Sunday, September 20, 2020

Long-lasting after-effects of Marathon?

This week has been a "reverse taper" of sorts, apparently, in an effort to get some additional difficult runs in prior to my taper before my next marathon in a few weeks. It's been a tough go since my running the Brookings Marathon last week. 
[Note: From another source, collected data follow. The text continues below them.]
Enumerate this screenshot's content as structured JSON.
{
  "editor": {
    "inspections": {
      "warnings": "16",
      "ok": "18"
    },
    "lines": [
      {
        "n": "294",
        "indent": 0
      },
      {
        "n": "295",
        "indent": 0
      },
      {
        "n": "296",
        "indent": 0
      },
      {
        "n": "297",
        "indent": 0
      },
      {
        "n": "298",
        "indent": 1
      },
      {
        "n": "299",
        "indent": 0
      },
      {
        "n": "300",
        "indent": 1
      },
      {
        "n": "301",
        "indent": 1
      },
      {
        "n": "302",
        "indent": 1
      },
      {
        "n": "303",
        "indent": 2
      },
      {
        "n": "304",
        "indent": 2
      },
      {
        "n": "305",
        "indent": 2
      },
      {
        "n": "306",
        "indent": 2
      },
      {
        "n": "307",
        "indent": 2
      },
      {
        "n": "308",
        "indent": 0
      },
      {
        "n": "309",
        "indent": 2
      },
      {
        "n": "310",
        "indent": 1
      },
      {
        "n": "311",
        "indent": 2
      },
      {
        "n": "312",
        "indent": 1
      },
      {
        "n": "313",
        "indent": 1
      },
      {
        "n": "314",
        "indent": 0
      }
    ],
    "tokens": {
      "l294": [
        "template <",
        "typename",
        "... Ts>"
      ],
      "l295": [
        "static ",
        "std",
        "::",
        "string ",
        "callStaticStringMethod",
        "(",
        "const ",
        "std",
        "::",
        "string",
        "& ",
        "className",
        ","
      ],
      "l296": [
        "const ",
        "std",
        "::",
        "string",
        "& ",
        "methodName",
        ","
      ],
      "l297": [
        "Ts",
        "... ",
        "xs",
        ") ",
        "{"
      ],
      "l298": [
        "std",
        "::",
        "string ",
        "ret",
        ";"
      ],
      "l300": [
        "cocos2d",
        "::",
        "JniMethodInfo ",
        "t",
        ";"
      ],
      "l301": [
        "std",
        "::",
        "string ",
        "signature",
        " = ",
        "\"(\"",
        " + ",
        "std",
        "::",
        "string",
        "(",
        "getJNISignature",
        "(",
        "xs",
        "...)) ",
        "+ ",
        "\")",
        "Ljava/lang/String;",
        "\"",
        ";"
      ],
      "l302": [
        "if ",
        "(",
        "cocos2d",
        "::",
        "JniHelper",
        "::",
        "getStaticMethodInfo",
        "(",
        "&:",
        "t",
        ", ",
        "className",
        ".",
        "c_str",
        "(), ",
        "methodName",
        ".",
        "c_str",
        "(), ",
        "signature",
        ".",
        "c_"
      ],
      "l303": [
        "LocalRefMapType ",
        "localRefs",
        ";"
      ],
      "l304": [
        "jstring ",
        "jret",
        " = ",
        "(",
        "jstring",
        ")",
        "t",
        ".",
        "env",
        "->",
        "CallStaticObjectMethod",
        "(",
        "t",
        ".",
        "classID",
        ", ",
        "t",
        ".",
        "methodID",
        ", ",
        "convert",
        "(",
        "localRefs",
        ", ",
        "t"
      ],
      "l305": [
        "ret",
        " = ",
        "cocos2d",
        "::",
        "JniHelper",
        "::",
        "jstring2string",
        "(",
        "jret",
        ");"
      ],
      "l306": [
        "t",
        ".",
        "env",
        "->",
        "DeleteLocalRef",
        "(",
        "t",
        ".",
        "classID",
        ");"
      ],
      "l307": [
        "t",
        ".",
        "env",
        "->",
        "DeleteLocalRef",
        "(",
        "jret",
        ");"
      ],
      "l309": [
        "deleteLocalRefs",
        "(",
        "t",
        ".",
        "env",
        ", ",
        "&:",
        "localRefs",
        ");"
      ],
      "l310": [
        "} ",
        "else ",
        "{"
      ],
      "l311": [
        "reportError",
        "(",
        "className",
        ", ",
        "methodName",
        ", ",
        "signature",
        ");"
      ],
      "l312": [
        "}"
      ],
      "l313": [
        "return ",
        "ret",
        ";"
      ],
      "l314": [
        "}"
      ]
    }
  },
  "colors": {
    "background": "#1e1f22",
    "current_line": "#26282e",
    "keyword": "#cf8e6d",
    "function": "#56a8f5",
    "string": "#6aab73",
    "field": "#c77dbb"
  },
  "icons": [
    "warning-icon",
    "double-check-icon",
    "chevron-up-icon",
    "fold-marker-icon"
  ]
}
Monday was easy, being a simple 4-mile jog at a comfortable pace. On Tuesday, I had a 10k time trial. I was supposed to break 40 minutes again, but couldn't hold it together like previously, so wound up getting 42 minutes. (Not shabby in itself, but not making the goal.). Wednesday was 8 miles @ 7:00 pace. Managed it, but it was a little tough on the legs. Thursday was 7 miles (the middle 2 being at 6:30 pace) -- again, legs were burning a bit at the higher pace. Friday saw things blow up a fair bit. While just a 6 mile run, it was supposed to be at race pace. I dropped my pace for the last mile given both the burn in my thighs and the heavy breathing.

Despite having yesterday off from running (I did some cross-training which had no effect on legs), today's run fell apart from the get-go. Despite it being gorgeous running conditions for a 20-miler (slight wind, 45F starting temp), and using a course profiler that should have been a little easier than what the W&OD Trail would have had in store for me, it was just too much. By 6 miles, my Garmin was screaming at me for high HR, and I was certainly feeling it. By 16.5 Miles, I was barely holding on to some semblance of a running pace, and slammed into the wall at Mile 17 -- walked the last 3 miles. I was supposed to have about 2:20 for this run and wound up just under 3:02.

Some active recovery runs for this week, and another attempt at 20 miles next Sunday at a slower pace to fully kick off my taper. Fingers crossed that things go a bit better for me.